3. Ridurre gli zuccheri

La bocca asciutta è un disturbo comune negli anziani. Ci sono centinaia di farmaci sul mercato che hanno, come effetto secondario, la bocca asciutta. Questi farmaci portano la bocca a produrre meno saliva, causando disagio e rendendo più difficile la deglutizione. Ma avere meno saliva non è una cosa positiva per la salute orale, in quanto essa aiuta a prevenire la carie e le infezioni in bocca.

Se non si riesce a lavare i denti dopo un pasto, si consiglia di masticare, per non più di 10 minuti, un chewing gum o una caramella senza zucchero per aiutare a mantenere il flusso salivare in bocca. Ma attenzione, i prodotti senza zucchero, a volte, possono causare disturbi allo stomaco.

4. Ridurre gli spuntini

Fare più spuntini non solo non fa bene al proprio corpo, ma anche per la salute orale. Frequenti spuntini, come mangiucchiare patatine fritte o sorseggiare una lattina di cola, mantengono un pH acido in bocca per un tempo prolungato aumentando il rischio di lesioni allo smalto.
Se fare lo spuntino è una necessità, si consigliano quelli a base di verdure, come gambi di sedano o fette di cetriolo, che non macchiano i denti ed aiutano a mantenere il pH su livelli ideali.

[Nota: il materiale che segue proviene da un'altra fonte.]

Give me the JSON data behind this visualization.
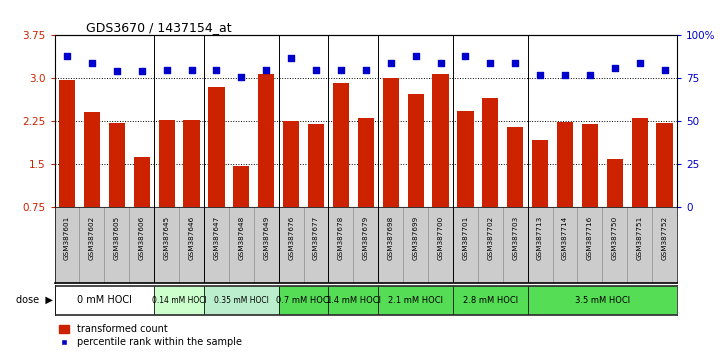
{
  "title": "GDS3670 / 1437154_at",
  "samples": [
    "GSM387601",
    "GSM387602",
    "GSM387605",
    "GSM387606",
    "GSM387645",
    "GSM387646",
    "GSM387647",
    "GSM387648",
    "GSM387649",
    "GSM387676",
    "GSM387677",
    "GSM387678",
    "GSM387679",
    "GSM387698",
    "GSM387699",
    "GSM387700",
    "GSM387701",
    "GSM387702",
    "GSM387703",
    "GSM387713",
    "GSM387714",
    "GSM387716",
    "GSM387750",
    "GSM387751",
    "GSM387752"
  ],
  "bar_values": [
    2.97,
    2.42,
    2.22,
    1.63,
    2.27,
    2.27,
    2.85,
    1.46,
    3.07,
    2.25,
    2.2,
    2.91,
    2.3,
    3.0,
    2.73,
    3.07,
    2.43,
    2.65,
    2.15,
    1.93,
    2.23,
    2.2,
    1.59,
    2.31,
    2.22
  ],
  "percentile_values": [
    88,
    84,
    79,
    79,
    80,
    80,
    80,
    76,
    80,
    87,
    80,
    80,
    80,
    84,
    88,
    84,
    88,
    84,
    84,
    77,
    77,
    77,
    81,
    84,
    80
  ],
  "dose_groups": [
    {
      "label": "0 mM HOCl",
      "start": 0,
      "end": 4,
      "color": "#ffffff",
      "fontsize": 7
    },
    {
      "label": "0.14 mM HOCl",
      "start": 4,
      "end": 6,
      "color": "#ccffcc",
      "fontsize": 5.5
    },
    {
      "label": "0.35 mM HOCl",
      "start": 6,
      "end": 9,
      "color": "#bbeecc",
      "fontsize": 5.5
    },
    {
      "label": "0.7 mM HOCl",
      "start": 9,
      "end": 11,
      "color": "#55dd55",
      "fontsize": 6
    },
    {
      "label": "1.4 mM HOCl",
      "start": 11,
      "end": 13,
      "color": "#55dd55",
      "fontsize": 6
    },
    {
      "label": "2.1 mM HOCl",
      "start": 13,
      "end": 16,
      "color": "#55dd55",
      "fontsize": 6
    },
    {
      "label": "2.8 mM HOCl",
      "start": 16,
      "end": 19,
      "color": "#55dd55",
      "fontsize": 6
    },
    {
      "label": "3.5 mM HOCl",
      "start": 19,
      "end": 25,
      "color": "#55dd55",
      "fontsize": 6
    }
  ],
  "bar_color": "#cc2200",
  "marker_color": "#0000cc",
  "ylim_left": [
    0.75,
    3.75
  ],
  "ylim_right": [
    0,
    100
  ],
  "yticks_left": [
    0.75,
    1.5,
    2.25,
    3.0,
    3.75
  ],
  "yticks_right": [
    0,
    25,
    50,
    75,
    100
  ],
  "ytick_labels_right": [
    "0",
    "25",
    "50",
    "75",
    "100%"
  ],
  "legend_bar_label": "transformed count",
  "legend_marker_label": "percentile rank within the sample",
  "sample_label_bg": "#cccccc",
  "plot_border_color": "#000000"
}
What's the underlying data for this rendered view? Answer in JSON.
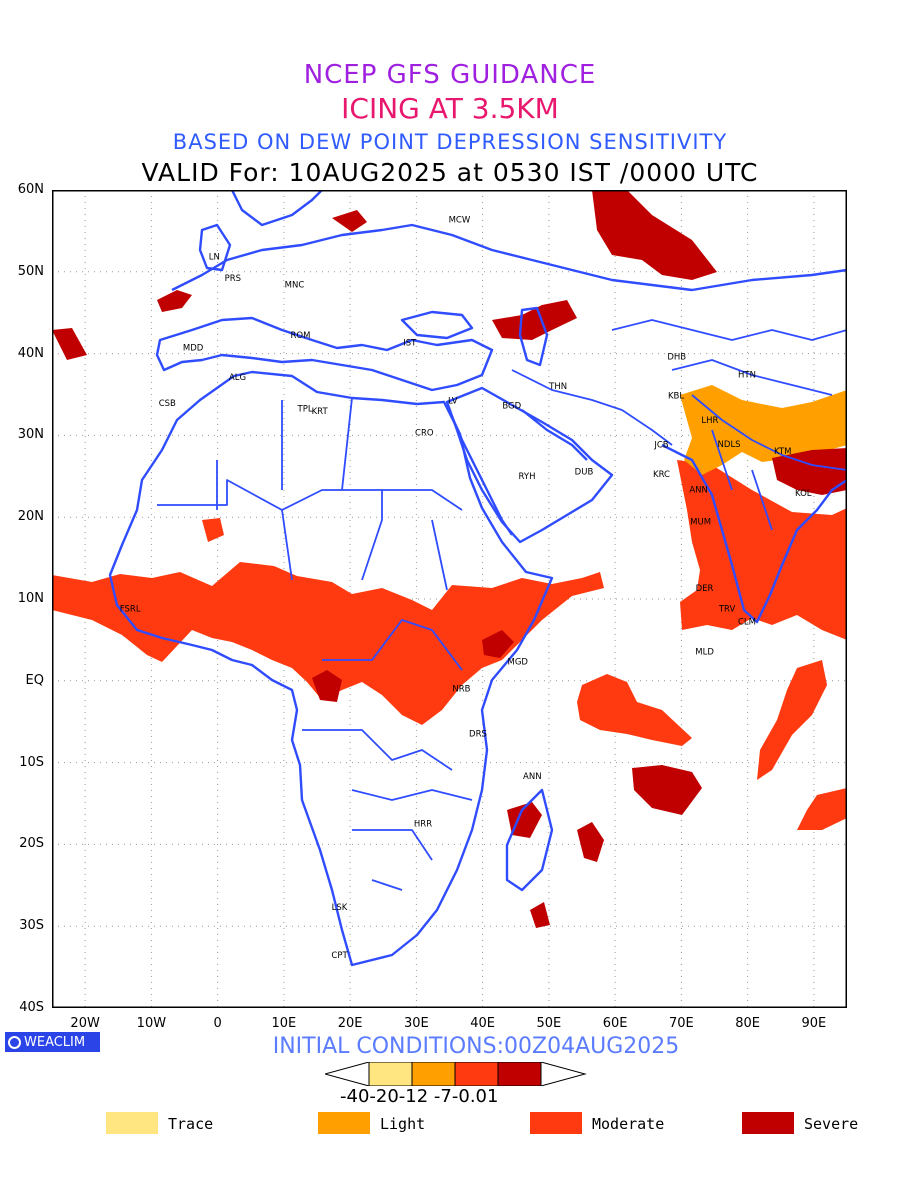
{
  "titles": {
    "line1": "NCEP GFS GUIDANCE",
    "line2": "ICING AT 3.5KM",
    "line3": "BASED ON DEW POINT DEPRESSION SENSITIVITY",
    "line4": "VALID For: 10AUG2025 at 0530 IST /0000 UTC"
  },
  "axes": {
    "lat_labels": [
      "60N",
      "50N",
      "40N",
      "30N",
      "20N",
      "10N",
      "EQ",
      "10S",
      "20S",
      "30S",
      "40S"
    ],
    "lon_labels": [
      "20W",
      "10W",
      "0",
      "10E",
      "20E",
      "30E",
      "40E",
      "50E",
      "60E",
      "70E",
      "80E",
      "90E"
    ],
    "lat_range": [
      -40,
      60
    ],
    "lon_range": [
      -25,
      95
    ]
  },
  "stations": [
    {
      "code": "MCW",
      "lon": 36.5,
      "lat": 56
    },
    {
      "code": "LN",
      "lon": -0.5,
      "lat": 51.5
    },
    {
      "code": "PRS",
      "lon": 2.3,
      "lat": 48.9
    },
    {
      "code": "MNC",
      "lon": 11.6,
      "lat": 48.1
    },
    {
      "code": "MDD",
      "lon": -3.7,
      "lat": 40.4
    },
    {
      "code": "ROM",
      "lon": 12.5,
      "lat": 41.9
    },
    {
      "code": "IST",
      "lon": 29,
      "lat": 41
    },
    {
      "code": "ALG",
      "lon": 3,
      "lat": 36.8
    },
    {
      "code": "CSB",
      "lon": -7.6,
      "lat": 33.6
    },
    {
      "code": "TPL",
      "lon": 13.2,
      "lat": 32.9
    },
    {
      "code": "KRT",
      "lon": 15.4,
      "lat": 32.6
    },
    {
      "code": "LV",
      "lon": 35.5,
      "lat": 33.9
    },
    {
      "code": "CRO",
      "lon": 31.2,
      "lat": 30
    },
    {
      "code": "BGD",
      "lon": 44.4,
      "lat": 33.3
    },
    {
      "code": "THN",
      "lon": 51.4,
      "lat": 35.7
    },
    {
      "code": "RYH",
      "lon": 46.7,
      "lat": 24.7
    },
    {
      "code": "DUB",
      "lon": 55.3,
      "lat": 25.2
    },
    {
      "code": "DHB",
      "lon": 69.3,
      "lat": 39.3
    },
    {
      "code": "KBL",
      "lon": 69.2,
      "lat": 34.5
    },
    {
      "code": "HTN",
      "lon": 79.9,
      "lat": 37.1
    },
    {
      "code": "LHR",
      "lon": 74.3,
      "lat": 31.5
    },
    {
      "code": "JCB",
      "lon": 67,
      "lat": 28.5
    },
    {
      "code": "NDLS",
      "lon": 77.2,
      "lat": 28.6
    },
    {
      "code": "KTM",
      "lon": 85.3,
      "lat": 27.7
    },
    {
      "code": "KRC",
      "lon": 67,
      "lat": 24.9
    },
    {
      "code": "ANN",
      "lon": 72.6,
      "lat": 23
    },
    {
      "code": "KOL",
      "lon": 88.4,
      "lat": 22.6
    },
    {
      "code": "MUM",
      "lon": 72.9,
      "lat": 19.1
    },
    {
      "code": "DER",
      "lon": 73.5,
      "lat": 11
    },
    {
      "code": "TRV",
      "lon": 76.9,
      "lat": 8.5
    },
    {
      "code": "CLM",
      "lon": 79.9,
      "lat": 6.9
    },
    {
      "code": "MLD",
      "lon": 73.5,
      "lat": 3.2
    },
    {
      "code": "FSRL",
      "lon": -13.2,
      "lat": 8.5
    },
    {
      "code": "MGD",
      "lon": 45.3,
      "lat": 2
    },
    {
      "code": "NRB",
      "lon": 36.8,
      "lat": -1.3
    },
    {
      "code": "DRS",
      "lon": 39.3,
      "lat": -6.8
    },
    {
      "code": "ANN",
      "lon": 47.5,
      "lat": -12
    },
    {
      "code": "HRR",
      "lon": 31,
      "lat": -17.8
    },
    {
      "code": "LSK",
      "lon": 18.4,
      "lat": -28
    },
    {
      "code": "CPT",
      "lon": 18.4,
      "lat": -33.9
    }
  ],
  "icing_colors": {
    "trace": "#ffe680",
    "light": "#ffa000",
    "moderate": "#ff3a10",
    "severe": "#c00000",
    "coast": "#2f4cff"
  },
  "colorbar": {
    "ticks": "-40-20-12 -7-0.01"
  },
  "legend": [
    {
      "label": "Trace",
      "color": "#ffe680"
    },
    {
      "label": "Light",
      "color": "#ffa000"
    },
    {
      "label": "Moderate",
      "color": "#ff3a10"
    },
    {
      "label": "Severe",
      "color": "#c00000"
    }
  ],
  "footer": {
    "initial": "INITIAL CONDITIONS:00Z04AUG2025",
    "logo": "WEACLIM"
  }
}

5. Combattere l’infiammazione

I batteri presenti sui denti che entrano nel flusso sanguigno possono portare a infiammazione. E l’infiammazione può portare a sviluppare malattie croniche nel corpo, come il diabete o le malattie cardiovascolari
Se le gengive sono infiammate, sono più inclini a sanguinare. Quando sanguinano, aumenta la possibilità di immettere in circolo i germi nocivi per il nostro organismo.

L’utilizzo corretto e frequente dello spazzolino (almeno tre volte al giorno per tre minuti) e del filo interdentale (una volta al giorno) aiuta a prevenire l’infiammazione. Ci sono anche degli alimenti che è consigliabile includere nella propria dieta, in quanto evitano o riducono l’infiammazione in bocca. Alimenti come il pesce, in particolare, quello ricco di Omega-3, le barbabietole, i cavoli, i pomodori, i mirtilli e l’aglio sono noti per aiutare a prevenire e a combattere naturalmente l’infiammazione. Molte spezie, tra cui la curcuma, la cannella e lo zenzero, sono conosciute per le proprietà antinfiammatorie naturali.